Como de costume, voltava do laboratório a pé, confabulando comigo mesmo sobre as ponderações da vida. Em especial, nesse dia, econtrava-me meio triste, preocupado com o mestrado, carreira, trabalho, entre outros assuntos que me faziam companhia na minha jornada para casa. Logo que sai da Universidade, avistei a figura conhecida já há algum tempo.

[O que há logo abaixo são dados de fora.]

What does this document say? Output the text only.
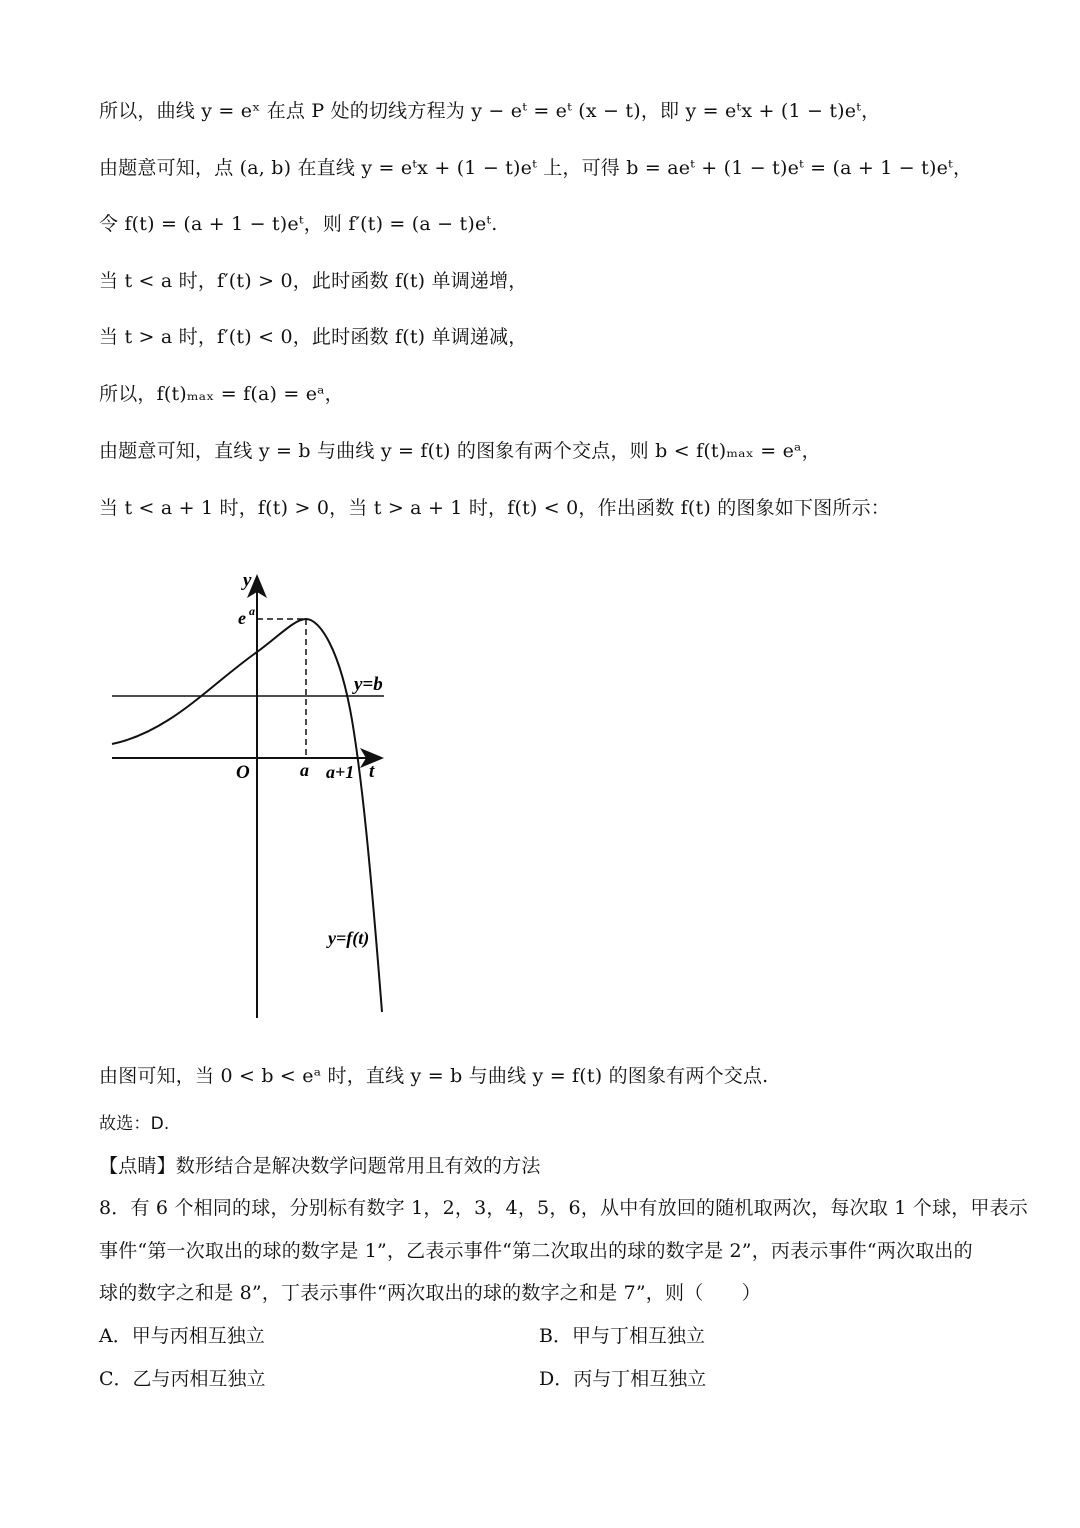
所以，曲线 y = eˣ 在点 P 处的切线方程为 y − eᵗ = eᵗ (x − t)，即 y = eᵗx + (1 − t)eᵗ，
由题意可知，点 (a, b) 在直线 y = eᵗx + (1 − t)eᵗ 上，可得 b = aeᵗ + (1 − t)eᵗ = (a + 1 − t)eᵗ，
令 f(t) = (a + 1 − t)eᵗ，则 f′(t) = (a − t)eᵗ.
当 t < a 时，f′(t) > 0，此时函数 f(t) 单调递增，
当 t > a 时，f′(t) < 0，此时函数 f(t) 单调递减，
所以，f(t)ₘₐₓ = f(a) = eᵃ，
由题意可知，直线 y = b 与曲线 y = f(t) 的图象有两个交点，则 b < f(t)ₘₐₓ = eᵃ，
当 t < a + 1 时，f(t) > 0，当 t > a + 1 时，f(t) < 0，作出函数 f(t) 的图象如下图所示：
y
e a
y=b
O	a a+1 t
y=f(t)
由图可知，当 0 < b < eᵃ 时，直线 y = b 与曲线 y = f(t) 的图象有两个交点.
故选：D.
【点睛】数形结合是解决数学问题常用且有效的方法
8．有 6 个相同的球，分别标有数字 1，2，3，4，5，6，从中有放回的随机取两次，每次取 1 个球，甲表示
事件“第一次取出的球的数字是 1”，乙表示事件“第二次取出的球的数字是 2”，丙表示事件“两次取出的
球的数字之和是 8”，丁表示事件“两次取出的球的数字之和是 7”，则（　　）
A．甲与丙相互独立	B．甲与丁相互独立
C．乙与丙相互独立	D．丙与丁相互独立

– E aí Armindão! Tudo bem contigo?
Confesso que ouvi pergunta pensando em uma maneira educada de dizer que não tinha dinheiro a dar. Tudo bem, era normal eu pensar desse modo, afinal, esse era sempre o motivo de Pretinho digir-se a mim. Pedia dinheiro para comprar fraldas, para tomar sua pinguinha, para completar a grana da passagem, etc. Não posso negar que era criativo, sempre uma finalidade diferente para justificar sua mendigagem.
– Cara, você precisa ver isso. – Disse ele, empolgado.
Tirou de sua mochila surrada algumas folhas parecidas com cartolina, mas, um pouco menores e brilhantes. Concluí que eram papeis de foto. Cada uma tinha um desenho diferente.
– O que são esses desenhos? – perguntei
– Achei na casa de um amigo. Pera aí… tem aqui um cabuloso mano! Vou te dar de presente. Se quiser algum outro, fica por qualquer ajuda que puder me dar.
– Oh Pretinho, tô sem grana hoje. Sabe como é essa vida de Universitário, né! – Minha desculpa esfarrapada demonstrava a diferença entre minha criatividade e a dele.
– Ah… de boa mano! Fique com os dois então, você é um cara legal. Achei, achei, é esse aqui. É ou não é massa?
Olhei para o desenho que ele me mostrava. Realmente era interessante. Duas mulheres de costas, uma em frente a outra. As duas sobrepunham-se de uma maneira que era difícil identificar de qual delas originava-se cada membro. Os pés de ambas misturavam-se a terra como as raízes de uma árvore. Toda a figura tinha um colorido meio melancólico e surrealista.
– Massa mesmo Pretinho! Parece um dos quadros de Salvador Dalí.
– Sério? Esse cara deve ser muito bom, pra pintar coisas assim.
Fiquei meio pensativo novamente. Em que mundo vive ele que não conhece Salvador Dalí? Meu próprio questionamento enfatizava a Heterogeneidade social que nos separava. Antes de despedir-se de mim, contava-me contente que faltavam apenas dois reais para completar a grana para ele retirar sua carteira de identidade. Dessa forma, teria novamente sua carteira de trabalho assinada em uma madeireira onde acabara de conseguir emprego. – Vida nova! bradava satisfeito.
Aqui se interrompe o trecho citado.